Welsh and Cornish Immigrants
When copper was discovered in the area known as the Copper Triangle incorporating the towns of Kadina, Moonta, and Wallaroo, the mining of copper was essentially in Moonta, and Kadina, with the smelting done in Wallaroo. There is an area known as Wallaroo Mines, but this is so far from Wallaroo that it is nowadays essentially a suburb of Kadina. Copper was discovered in 1851, and of course getting to work in those times gererally involved walking. Consequently, people lived near where they worked, Kadina and Moonta for miners, and Wallaroo for smelters. Where did these people come from? Those generally regarded as the most skilled in these professions were Cornish miners and Welsh smelters, and there were many immigrants in both categories who came to Australia to take advantage of the need for their skills.
The Cornishmen were well known for their mining skills, and also their ability to keep their mines pumped dry, having developed the steam powered beam engine pump. There is one of these still standing at Moonta mines site.
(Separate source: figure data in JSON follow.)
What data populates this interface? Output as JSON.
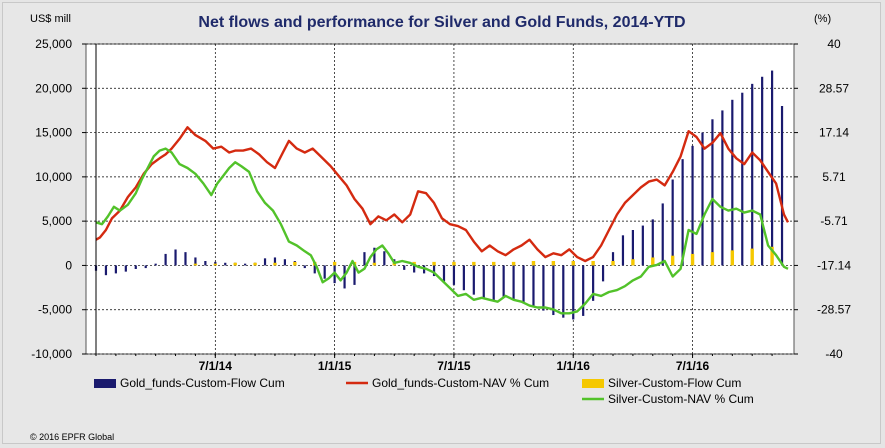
{
  "chart_data": {
    "type": "bar+line",
    "title": "Net flows and performance for Silver and Gold Funds, 2014-YTD",
    "left_axis_unit": "US$ mill",
    "right_axis_unit": "(%)",
    "left_ylim": [
      -10000,
      25000
    ],
    "right_ylim": [
      -40,
      40
    ],
    "left_ticks": [
      "25,000",
      "20,000",
      "15,000",
      "10,000",
      "5,000",
      "0",
      "-5,000",
      "-10,000"
    ],
    "left_tick_values": [
      25000,
      20000,
      15000,
      10000,
      5000,
      0,
      -5000,
      -10000
    ],
    "right_ticks": [
      "40",
      "28.57",
      "17.14",
      "5.71",
      "-5.71",
      "-17.14",
      "-28.57",
      "-40"
    ],
    "right_tick_values": [
      40,
      28.57,
      17.14,
      5.71,
      -5.71,
      -17.14,
      -28.57,
      -40
    ],
    "x_ticks": [
      "7/1/14",
      "1/1/15",
      "7/1/15",
      "1/1/16",
      "7/1/16"
    ],
    "x_tick_positions": [
      6,
      12,
      18,
      24,
      30
    ],
    "x_range": [
      0,
      34.8
    ],
    "grid": true,
    "copyright": "© 2016 EPFR Global",
    "series": [
      {
        "name": "Gold_funds-Custom-Flow Cum",
        "kind": "bar",
        "axis": "left",
        "color": "#1a1a6e",
        "points": [
          [
            0,
            -600
          ],
          [
            0.5,
            -1100
          ],
          [
            1,
            -900
          ],
          [
            1.5,
            -700
          ],
          [
            2,
            -400
          ],
          [
            2.5,
            -300
          ],
          [
            3,
            200
          ],
          [
            3.5,
            1300
          ],
          [
            4,
            1800
          ],
          [
            4.5,
            1500
          ],
          [
            5,
            900
          ],
          [
            5.5,
            500
          ],
          [
            6,
            400
          ],
          [
            6.5,
            300
          ],
          [
            7,
            300
          ],
          [
            7.5,
            200
          ],
          [
            8,
            300
          ],
          [
            8.5,
            800
          ],
          [
            9,
            900
          ],
          [
            9.5,
            700
          ],
          [
            10,
            500
          ],
          [
            10.5,
            -300
          ],
          [
            11,
            -900
          ],
          [
            11.5,
            -1500
          ],
          [
            12,
            -2000
          ],
          [
            12.5,
            -2600
          ],
          [
            13,
            -2200
          ],
          [
            13.5,
            1500
          ],
          [
            14,
            2000
          ],
          [
            14.5,
            1600
          ],
          [
            15,
            700
          ],
          [
            15.5,
            -500
          ],
          [
            16,
            -800
          ],
          [
            16.5,
            -900
          ],
          [
            17,
            -1200
          ],
          [
            17.5,
            -1800
          ],
          [
            18,
            -2200
          ],
          [
            18.5,
            -2800
          ],
          [
            19,
            -3300
          ],
          [
            19.5,
            -3700
          ],
          [
            20,
            -3900
          ],
          [
            20.5,
            -3600
          ],
          [
            21,
            -3900
          ],
          [
            21.5,
            -4300
          ],
          [
            22,
            -4700
          ],
          [
            22.5,
            -5100
          ],
          [
            23,
            -5600
          ],
          [
            23.5,
            -5900
          ],
          [
            24,
            -6100
          ],
          [
            24.5,
            -5700
          ],
          [
            25,
            -4000
          ],
          [
            25.5,
            -1800
          ],
          [
            26,
            1500
          ],
          [
            26.5,
            3400
          ],
          [
            27,
            4000
          ],
          [
            27.5,
            4500
          ],
          [
            28,
            5200
          ],
          [
            28.5,
            7000
          ],
          [
            29,
            9700
          ],
          [
            29.5,
            12000
          ],
          [
            30,
            13500
          ],
          [
            30.5,
            15000
          ],
          [
            31,
            16500
          ],
          [
            31.5,
            17500
          ],
          [
            32,
            18700
          ],
          [
            32.5,
            19500
          ],
          [
            33,
            20500
          ],
          [
            33.5,
            21300
          ],
          [
            34,
            22000
          ],
          [
            34.5,
            18000
          ]
        ]
      },
      {
        "name": "Silver-Custom-Flow Cum",
        "kind": "bar",
        "axis": "left",
        "color": "#f5c800",
        "points": [
          [
            0,
            0
          ],
          [
            1,
            0
          ],
          [
            2,
            0
          ],
          [
            3,
            0
          ],
          [
            4,
            0
          ],
          [
            5,
            200
          ],
          [
            6,
            200
          ],
          [
            7,
            300
          ],
          [
            8,
            300
          ],
          [
            9,
            300
          ],
          [
            10,
            400
          ],
          [
            11,
            400
          ],
          [
            12,
            400
          ],
          [
            13,
            400
          ],
          [
            14,
            300
          ],
          [
            15,
            300
          ],
          [
            16,
            400
          ],
          [
            17,
            400
          ],
          [
            18,
            400
          ],
          [
            19,
            400
          ],
          [
            20,
            400
          ],
          [
            21,
            400
          ],
          [
            22,
            500
          ],
          [
            23,
            500
          ],
          [
            24,
            500
          ],
          [
            25,
            500
          ],
          [
            26,
            500
          ],
          [
            27,
            700
          ],
          [
            28,
            900
          ],
          [
            29,
            1100
          ],
          [
            30,
            1300
          ],
          [
            31,
            1500
          ],
          [
            32,
            1700
          ],
          [
            33,
            1900
          ],
          [
            34,
            2100
          ]
        ]
      },
      {
        "name": "Gold_funds-Custom-NAV % Cum",
        "kind": "line",
        "axis": "right",
        "color": "#d42a10",
        "points": [
          [
            0,
            -10.5
          ],
          [
            0.2,
            -9.9
          ],
          [
            0.5,
            -8
          ],
          [
            0.8,
            -5
          ],
          [
            1.2,
            -3
          ],
          [
            1.6,
            0.5
          ],
          [
            2,
            3
          ],
          [
            2.4,
            6.5
          ],
          [
            2.8,
            9
          ],
          [
            3.2,
            10.5
          ],
          [
            3.5,
            11.5
          ],
          [
            3.8,
            13
          ],
          [
            4.2,
            15.5
          ],
          [
            4.6,
            18.5
          ],
          [
            5,
            16.5
          ],
          [
            5.5,
            15
          ],
          [
            5.9,
            13
          ],
          [
            6.3,
            13.5
          ],
          [
            6.7,
            12
          ],
          [
            7,
            12.5
          ],
          [
            7.4,
            12.5
          ],
          [
            7.8,
            13
          ],
          [
            8.2,
            11.5
          ],
          [
            8.6,
            9.5
          ],
          [
            9,
            8
          ],
          [
            9.4,
            12
          ],
          [
            9.7,
            15
          ],
          [
            10.1,
            13
          ],
          [
            10.5,
            12
          ],
          [
            10.9,
            13
          ],
          [
            11.3,
            11
          ],
          [
            11.8,
            8.5
          ],
          [
            12.2,
            6
          ],
          [
            12.6,
            3.5
          ],
          [
            13,
            0
          ],
          [
            13.4,
            -2.5
          ],
          [
            13.8,
            -6.5
          ],
          [
            14.2,
            -4.5
          ],
          [
            14.6,
            -5.5
          ],
          [
            15,
            -4
          ],
          [
            15.4,
            -6
          ],
          [
            15.8,
            -4
          ],
          [
            16.2,
            2
          ],
          [
            16.6,
            1.5
          ],
          [
            17,
            -1
          ],
          [
            17.4,
            -5
          ],
          [
            17.8,
            -6.5
          ],
          [
            18.2,
            -7
          ],
          [
            18.6,
            -8
          ],
          [
            19,
            -11
          ],
          [
            19.4,
            -13.5
          ],
          [
            19.8,
            -12
          ],
          [
            20.2,
            -13.5
          ],
          [
            20.6,
            -14.5
          ],
          [
            21,
            -13
          ],
          [
            21.4,
            -12
          ],
          [
            21.8,
            -10.5
          ],
          [
            22.2,
            -13
          ],
          [
            22.6,
            -15
          ],
          [
            23,
            -14
          ],
          [
            23.4,
            -14.5
          ],
          [
            23.8,
            -13
          ],
          [
            24.2,
            -15
          ],
          [
            24.6,
            -16
          ],
          [
            25,
            -15
          ],
          [
            25.4,
            -12
          ],
          [
            25.8,
            -8
          ],
          [
            26.2,
            -4
          ],
          [
            26.6,
            -1
          ],
          [
            27,
            1
          ],
          [
            27.4,
            3
          ],
          [
            27.8,
            4.5
          ],
          [
            28.2,
            5
          ],
          [
            28.6,
            3.5
          ],
          [
            29,
            7
          ],
          [
            29.4,
            11
          ],
          [
            29.8,
            17.5
          ],
          [
            30.2,
            16
          ],
          [
            30.6,
            13
          ],
          [
            31,
            14.5
          ],
          [
            31.4,
            17
          ],
          [
            31.8,
            13
          ],
          [
            32.2,
            10.5
          ],
          [
            32.6,
            9
          ],
          [
            33,
            12
          ],
          [
            33.4,
            10
          ],
          [
            33.8,
            7
          ],
          [
            34.2,
            4
          ],
          [
            34.6,
            -4
          ],
          [
            34.8,
            -6
          ]
        ]
      },
      {
        "name": "Silver-Custom-NAV % Cum",
        "kind": "line",
        "axis": "right",
        "color": "#52c22a",
        "points": [
          [
            0,
            -6
          ],
          [
            0.3,
            -6.5
          ],
          [
            0.6,
            -4.5
          ],
          [
            0.9,
            -2
          ],
          [
            1.2,
            -3
          ],
          [
            1.6,
            -1.5
          ],
          [
            2,
            1.5
          ],
          [
            2.3,
            5
          ],
          [
            2.6,
            8
          ],
          [
            2.9,
            11
          ],
          [
            3.2,
            12.5
          ],
          [
            3.5,
            13
          ],
          [
            3.8,
            12
          ],
          [
            4.2,
            9
          ],
          [
            4.6,
            8
          ],
          [
            5,
            6.5
          ],
          [
            5.4,
            4
          ],
          [
            5.8,
            1
          ],
          [
            6.1,
            4
          ],
          [
            6.4,
            6
          ],
          [
            6.7,
            8
          ],
          [
            7,
            9.5
          ],
          [
            7.3,
            8.5
          ],
          [
            7.7,
            7
          ],
          [
            8.1,
            2
          ],
          [
            8.5,
            -1
          ],
          [
            8.9,
            -3
          ],
          [
            9.3,
            -6.5
          ],
          [
            9.7,
            -11
          ],
          [
            10.1,
            -12
          ],
          [
            10.5,
            -13.5
          ],
          [
            10.8,
            -14.5
          ],
          [
            11.1,
            -17.5
          ],
          [
            11.4,
            -21.5
          ],
          [
            11.7,
            -20.5
          ],
          [
            12,
            -19
          ],
          [
            12.3,
            -21
          ],
          [
            12.6,
            -19
          ],
          [
            12.9,
            -16
          ],
          [
            13.2,
            -19
          ],
          [
            13.5,
            -18
          ],
          [
            13.8,
            -15
          ],
          [
            14.1,
            -13
          ],
          [
            14.4,
            -12
          ],
          [
            14.7,
            -14
          ],
          [
            15,
            -16.5
          ],
          [
            15.4,
            -16
          ],
          [
            15.8,
            -16.5
          ],
          [
            16.2,
            -17.5
          ],
          [
            16.6,
            -18
          ],
          [
            17,
            -19
          ],
          [
            17.4,
            -21
          ],
          [
            17.8,
            -23
          ],
          [
            18.2,
            -25
          ],
          [
            18.6,
            -24.5
          ],
          [
            19,
            -26
          ],
          [
            19.4,
            -25.5
          ],
          [
            19.8,
            -26
          ],
          [
            20.2,
            -26.5
          ],
          [
            20.6,
            -25
          ],
          [
            21,
            -26
          ],
          [
            21.4,
            -26.5
          ],
          [
            21.8,
            -27.5
          ],
          [
            22.2,
            -28
          ],
          [
            22.6,
            -28
          ],
          [
            23,
            -28.5
          ],
          [
            23.4,
            -29.5
          ],
          [
            23.8,
            -29.5
          ],
          [
            24.2,
            -29
          ],
          [
            24.6,
            -27
          ],
          [
            25,
            -24.5
          ],
          [
            25.4,
            -25
          ],
          [
            25.8,
            -24
          ],
          [
            26.2,
            -23.5
          ],
          [
            26.6,
            -22.5
          ],
          [
            27,
            -21
          ],
          [
            27.4,
            -20
          ],
          [
            27.8,
            -17.5
          ],
          [
            28.2,
            -17
          ],
          [
            28.6,
            -16
          ],
          [
            29,
            -20
          ],
          [
            29.4,
            -18
          ],
          [
            29.8,
            -8
          ],
          [
            30.2,
            -9
          ],
          [
            30.6,
            -4
          ],
          [
            31,
            0
          ],
          [
            31.4,
            -2
          ],
          [
            31.8,
            -3
          ],
          [
            32.2,
            -2.5
          ],
          [
            32.6,
            -3.5
          ],
          [
            33,
            -3
          ],
          [
            33.4,
            -4
          ],
          [
            33.8,
            -12
          ],
          [
            34.2,
            -14.5
          ],
          [
            34.6,
            -17.5
          ],
          [
            34.8,
            -18
          ]
        ]
      }
    ]
  }
}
We recognise the contribution of the Cornish by holding the “Kernewek Lowender” (Cornish happiness) festival every second year throughout the Copper Triangle. They played such a big part in the state of South Australia, that in 1865, nearly half of all immigrants living in the state were Cornish. Bad financial and work conditions in Cornwall encouraged them to emigrate to Australia.
The Welsh seem to have been overlooked to a degree (no festival for them) despite their smelting skills. It would be fair to say that without these skills, there would have been no actual copper metal sold from Wallaroo. The process used was very complex and time consuming, and at the time it was introduced, it was only known to the Welsh. Over the years, changes to the smelting technology were incorporated to take advantage of new developments such as the blast furnace. Wallaroo became the biggest smelting site outside of Swansea in Wales, although some suggest that it was the biggest in the World. The Welsh trademark square plan chimneys were numerous, but now only one, The Hughes Stack, remains as a reminder of old times, and is being conserved. An extremely thorough history of Wallaroo and its smelting with detailed plans and historic pictures can be found here. Whilst the Welsh employed in the smelters were by no means as numerous as the Cornish Miners in the other towns, many of the present day citizens of Wallaroo would have Welsh ancestry.